All tunes composed by Alan Dickson except ‘Now Westlin Winds’ and ‘Kinnoull Hill’ (set to the traditional Irish tune ‘Spancil Hill’).



'This Land is Our Land' is organised around the theme of protest (fire). When thinking of protest song and the land, most people might think of Woody Guthrie's 'This Land is Your Land', but Scotland has its own tradition*, where land has been the backdrop to song over the past 300 years. Owning land has meant power, but down the years, taming Scotland's landed oligarchy has proved more daunting than gaining democracy, with less than 500 people today controlling half of all the land in Scotland.


*Not necessarily Scottish per se, but a tradition that is informed by British movements in Scotland.

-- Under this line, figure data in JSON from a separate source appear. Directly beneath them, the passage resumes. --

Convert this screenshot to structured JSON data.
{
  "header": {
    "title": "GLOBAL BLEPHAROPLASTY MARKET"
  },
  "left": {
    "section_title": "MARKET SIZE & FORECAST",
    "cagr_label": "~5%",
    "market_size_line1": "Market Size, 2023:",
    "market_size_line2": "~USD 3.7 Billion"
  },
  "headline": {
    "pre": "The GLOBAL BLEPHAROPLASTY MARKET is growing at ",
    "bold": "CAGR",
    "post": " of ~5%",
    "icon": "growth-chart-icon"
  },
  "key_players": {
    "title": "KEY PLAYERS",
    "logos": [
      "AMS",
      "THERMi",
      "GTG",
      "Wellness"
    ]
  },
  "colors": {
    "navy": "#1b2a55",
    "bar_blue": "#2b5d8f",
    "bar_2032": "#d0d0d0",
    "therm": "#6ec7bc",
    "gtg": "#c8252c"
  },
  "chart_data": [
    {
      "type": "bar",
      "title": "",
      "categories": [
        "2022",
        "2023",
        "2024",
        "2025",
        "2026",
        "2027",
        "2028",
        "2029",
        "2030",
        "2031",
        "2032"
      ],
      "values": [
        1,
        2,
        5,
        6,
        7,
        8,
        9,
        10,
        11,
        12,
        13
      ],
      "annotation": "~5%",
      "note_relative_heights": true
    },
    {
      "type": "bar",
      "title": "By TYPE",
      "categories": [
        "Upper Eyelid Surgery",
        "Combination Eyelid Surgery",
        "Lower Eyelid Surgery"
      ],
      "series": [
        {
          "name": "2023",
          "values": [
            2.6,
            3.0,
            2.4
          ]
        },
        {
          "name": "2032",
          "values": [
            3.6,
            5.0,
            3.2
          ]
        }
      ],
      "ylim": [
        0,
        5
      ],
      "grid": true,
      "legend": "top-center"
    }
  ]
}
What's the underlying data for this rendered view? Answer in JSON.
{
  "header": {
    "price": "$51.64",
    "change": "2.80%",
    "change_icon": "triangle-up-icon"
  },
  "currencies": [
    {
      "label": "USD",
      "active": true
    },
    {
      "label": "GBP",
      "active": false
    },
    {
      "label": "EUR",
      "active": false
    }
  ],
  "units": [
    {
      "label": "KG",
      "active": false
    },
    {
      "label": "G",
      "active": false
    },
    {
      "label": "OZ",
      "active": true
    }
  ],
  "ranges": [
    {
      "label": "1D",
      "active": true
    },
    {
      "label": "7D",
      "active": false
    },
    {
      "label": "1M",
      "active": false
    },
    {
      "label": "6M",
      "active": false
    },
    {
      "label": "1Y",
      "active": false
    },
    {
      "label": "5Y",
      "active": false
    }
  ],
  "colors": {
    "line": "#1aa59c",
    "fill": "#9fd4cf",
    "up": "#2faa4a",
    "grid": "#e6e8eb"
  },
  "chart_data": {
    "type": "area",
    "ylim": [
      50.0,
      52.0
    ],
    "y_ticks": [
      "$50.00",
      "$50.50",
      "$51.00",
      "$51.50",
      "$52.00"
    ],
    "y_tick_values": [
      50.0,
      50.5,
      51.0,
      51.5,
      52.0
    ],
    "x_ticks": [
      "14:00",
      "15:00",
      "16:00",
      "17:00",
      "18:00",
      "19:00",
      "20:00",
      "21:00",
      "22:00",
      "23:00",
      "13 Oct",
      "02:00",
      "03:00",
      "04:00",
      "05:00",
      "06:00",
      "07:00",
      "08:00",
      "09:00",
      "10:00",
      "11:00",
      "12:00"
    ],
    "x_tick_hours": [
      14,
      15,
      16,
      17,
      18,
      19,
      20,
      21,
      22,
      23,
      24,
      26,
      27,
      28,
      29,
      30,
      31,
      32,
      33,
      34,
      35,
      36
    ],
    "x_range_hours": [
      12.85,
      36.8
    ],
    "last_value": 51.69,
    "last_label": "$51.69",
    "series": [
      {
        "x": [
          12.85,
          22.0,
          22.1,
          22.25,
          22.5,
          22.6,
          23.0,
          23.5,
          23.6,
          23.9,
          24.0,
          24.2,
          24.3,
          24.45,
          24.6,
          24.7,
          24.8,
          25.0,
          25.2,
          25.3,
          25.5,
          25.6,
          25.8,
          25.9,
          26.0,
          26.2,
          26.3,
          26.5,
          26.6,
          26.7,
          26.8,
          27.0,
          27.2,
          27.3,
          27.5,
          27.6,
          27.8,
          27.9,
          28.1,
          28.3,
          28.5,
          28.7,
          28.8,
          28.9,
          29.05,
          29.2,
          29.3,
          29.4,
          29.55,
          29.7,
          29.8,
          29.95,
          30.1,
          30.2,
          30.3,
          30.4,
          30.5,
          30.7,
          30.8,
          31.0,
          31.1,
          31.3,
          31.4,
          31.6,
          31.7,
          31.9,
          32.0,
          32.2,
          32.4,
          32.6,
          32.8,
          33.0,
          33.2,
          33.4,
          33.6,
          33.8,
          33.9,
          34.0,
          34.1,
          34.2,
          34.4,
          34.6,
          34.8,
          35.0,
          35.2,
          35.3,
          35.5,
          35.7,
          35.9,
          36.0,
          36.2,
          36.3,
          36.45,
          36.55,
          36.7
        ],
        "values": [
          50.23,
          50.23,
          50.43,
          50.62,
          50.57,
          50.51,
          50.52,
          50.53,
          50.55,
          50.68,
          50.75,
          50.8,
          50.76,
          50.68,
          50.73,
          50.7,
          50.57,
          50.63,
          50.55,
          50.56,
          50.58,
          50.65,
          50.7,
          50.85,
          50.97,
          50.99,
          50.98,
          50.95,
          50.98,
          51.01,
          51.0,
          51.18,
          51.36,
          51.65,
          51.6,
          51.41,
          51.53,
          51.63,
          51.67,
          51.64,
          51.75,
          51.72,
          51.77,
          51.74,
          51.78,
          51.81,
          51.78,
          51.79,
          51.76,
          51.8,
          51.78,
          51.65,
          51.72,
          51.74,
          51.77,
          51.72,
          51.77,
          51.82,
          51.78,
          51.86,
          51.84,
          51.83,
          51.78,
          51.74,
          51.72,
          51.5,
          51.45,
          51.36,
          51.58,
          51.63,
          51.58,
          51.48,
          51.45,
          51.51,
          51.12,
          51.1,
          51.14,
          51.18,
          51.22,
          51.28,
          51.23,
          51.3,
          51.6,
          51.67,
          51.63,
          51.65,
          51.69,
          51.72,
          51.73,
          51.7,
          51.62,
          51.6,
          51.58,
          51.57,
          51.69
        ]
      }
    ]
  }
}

Supported by the Alistair Hulett Memorial Trust.


This Land is Our Land

 

Levellers' Lines  

This song was sung during the Galloway Levellers uprising in 1724, when 1000s of tenants/cottars were displaced to make way for large cattle parks. Written by tenant farmer James Charters.

 

William Ogilvie

This song, written by Alan Dickson, is based on William Ogilvie’s influential and historic land reform treatise 'Essay on Rights of Property in Land', published anonymously in 1782. 

 

Scots Wha Hae/Democracy

Scots Wha Hae was written by Robert Burns in 1793 in response to the trial of Thomas Muir who championed the extension of the franchise. It was sung by radical reformers and Chartists in the 1820s ‘30s and ‘40s. 

 

Dark Bonnymuir

Reputedly written by Allan Barbour Murchie not long after the 'Battle of Bonnymuir' when a band of Scottish Radicals marched to take over the Carron Iron Works in April 1820. 

 

We'll Have Our Highlands Righted Yet

In late 19th century Scotland the Celtic Magazine helped to support the Highland cause by publishing articles, poems and songs. This was one such contribution, submitted in 1878 by William Allan.